En el tren, vivimos con la agónica esperanza de que nadie se nos acerque y entable una conversación con nosotros. Lo nuestro es sumergirnos en pensamientos propios, soliloquios monótonos donde no hay más existencia ontológica que la nuestra. Nos ausentamos de un mundo que intuimos ajeno, clavándonos los auriculares en los oídos o sumergiéndonos entre las páginas de un libro. Al fin y al cabo, los desconocidos no son más que desconocidos. Poca comunión podemos sentir hacia ellos, y preferimos que se sienten, cuanto más alejados peor. Cuando no estamos trabajando o estudiando o con los amigos o la familia, lo nuestro es la evasión. Llegamos a casa y automáticamente enchufamos la televisión o hacemos lo propio con Internet. Los hogares son constelaciones privadas donde nos ahogamos en nuestra más estricta soledad. Y lo peor es que estamos orgullosos de ellos.
Nos enorgullece llevar una vida privada, aislarnos del mundo y vislumbrarlo desde fuera, pero somos incapaces de involucrarnos en nada. Por eso los encuentros en sitios reducidos –como ascensores- con gente desconocida se hacen tan incómodos. No estamos acostumbrados. Lo nuestro es que nos dejen nuestro espacio. Pero claro, todo se tambalea cuando interviene algún fenómeno que hace poner en peligro la realidad. Cuando nos ocurre algo y no sabemos a quién contárselo, porque, bien mirado, no conocemos a nadie lo suficientemente bien. Cuando necesitamos a alguien de confianza para un problema puntual. Ahí es donde la sociedad pincha. Al fin y al cabo, la nuestra es una sociedad insociable. Vivimos con la colectividad, pero, en la práctica, esta se nos antoja ajena, desconocida, una mera entidad carente de sentido con la que compartir espacio físico y poco más.
Pero todo esto no fue siempre así. El individualismo moderno es autodestructivo, fruto de los intereses neoliberales, que priorizan siempre lo privado por encima de lo público. Ahora, en momentos de crisis, los políticos llaman a la unión nacional. A la austeridad, dicen que debemos esforzarnos para salir conuuntamente de la mala situación económica en la que ha dejado el país las malas prácticas políticas y financieras, de las que nosotros, el pueblo llano, poco tenemos que ver. “Esto sólo lo arreglamos entre todos”, dicen.
Después de haber fomentado la desmovilización, después de practicar la retórica del consumo y el aislamiento.
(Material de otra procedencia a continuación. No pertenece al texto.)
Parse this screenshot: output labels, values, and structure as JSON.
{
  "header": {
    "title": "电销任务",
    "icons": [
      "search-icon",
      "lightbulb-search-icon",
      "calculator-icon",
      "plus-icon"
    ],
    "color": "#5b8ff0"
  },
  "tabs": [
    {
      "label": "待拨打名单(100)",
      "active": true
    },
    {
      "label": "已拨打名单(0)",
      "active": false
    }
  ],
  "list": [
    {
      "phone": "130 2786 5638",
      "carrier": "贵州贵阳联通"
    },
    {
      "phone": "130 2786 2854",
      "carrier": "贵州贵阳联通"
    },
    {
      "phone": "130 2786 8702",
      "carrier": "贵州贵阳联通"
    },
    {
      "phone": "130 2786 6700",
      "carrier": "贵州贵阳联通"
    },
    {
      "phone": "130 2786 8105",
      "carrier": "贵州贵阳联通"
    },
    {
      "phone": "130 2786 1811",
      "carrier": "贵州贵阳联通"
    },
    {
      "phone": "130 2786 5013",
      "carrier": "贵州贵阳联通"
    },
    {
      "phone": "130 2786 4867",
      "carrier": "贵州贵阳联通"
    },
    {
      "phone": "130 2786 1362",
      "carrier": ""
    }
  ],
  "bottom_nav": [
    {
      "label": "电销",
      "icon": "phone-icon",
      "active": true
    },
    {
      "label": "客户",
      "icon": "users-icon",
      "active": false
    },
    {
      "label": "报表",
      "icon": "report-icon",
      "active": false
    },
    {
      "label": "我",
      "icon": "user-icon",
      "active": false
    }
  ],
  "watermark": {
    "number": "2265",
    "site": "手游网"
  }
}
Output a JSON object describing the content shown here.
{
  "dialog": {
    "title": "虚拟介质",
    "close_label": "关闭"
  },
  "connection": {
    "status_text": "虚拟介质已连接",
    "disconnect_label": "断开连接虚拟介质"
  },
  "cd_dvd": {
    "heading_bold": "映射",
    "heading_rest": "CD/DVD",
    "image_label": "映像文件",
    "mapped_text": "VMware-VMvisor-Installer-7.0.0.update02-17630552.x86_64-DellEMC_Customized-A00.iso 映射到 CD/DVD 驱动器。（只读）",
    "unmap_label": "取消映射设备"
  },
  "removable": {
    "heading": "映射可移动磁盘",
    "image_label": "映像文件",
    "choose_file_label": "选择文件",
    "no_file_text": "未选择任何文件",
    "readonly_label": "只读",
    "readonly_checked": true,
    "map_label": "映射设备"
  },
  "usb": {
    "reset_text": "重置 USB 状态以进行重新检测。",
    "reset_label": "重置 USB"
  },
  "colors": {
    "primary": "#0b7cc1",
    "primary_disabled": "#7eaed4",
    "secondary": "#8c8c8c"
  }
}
Después de calificar la propiedad común como aberración y jalear al oír la palabra “propiedad privada”. Al final, somos frutos de nuestros pecados. Nos lo tenemos bien merecidos. Atrás quedó la filosofía del apoyo mutuo, consustancial a la naturaleza humana. Una naturaleza que ha sido exterminada, hemos sido arrancados de nuestra capacidad para sembrar el bien ajeno tanto como el propio. Pero ahora sólo miramos por nuestros intereses.
Cuando aparece algún “buen samaritano”, todos desconfían. “Algún interés oculto habrá tras sus acciones”, comentan. Si no nos fiamos de nadie, ¿cómo vamos a salir de esta? Si despotricamos contra aquellos que hacen huelga porque afectan a nuestros intereses, ¿cómo va a haber comunión nacional? Lejos estamos de pensar que, en realidad, formamos parte de un todo, de una colectividad activa que mira hacia el futuro y es capaz de cambiarlo, moviéndose hacia el bien común. Mientras haya clases, mientras haya poderosos, mientras haya pobres, mientras haya esclavos, mientras haya capitalismo, nada de eso será posible. ¿Seremos utópicos activos y desearemos lo imposible o, por el contrario, continuaremos en nuestra tónica de pasividad, encaminándonos hacia la destrucción total? He ahí el dilema de la raza humana.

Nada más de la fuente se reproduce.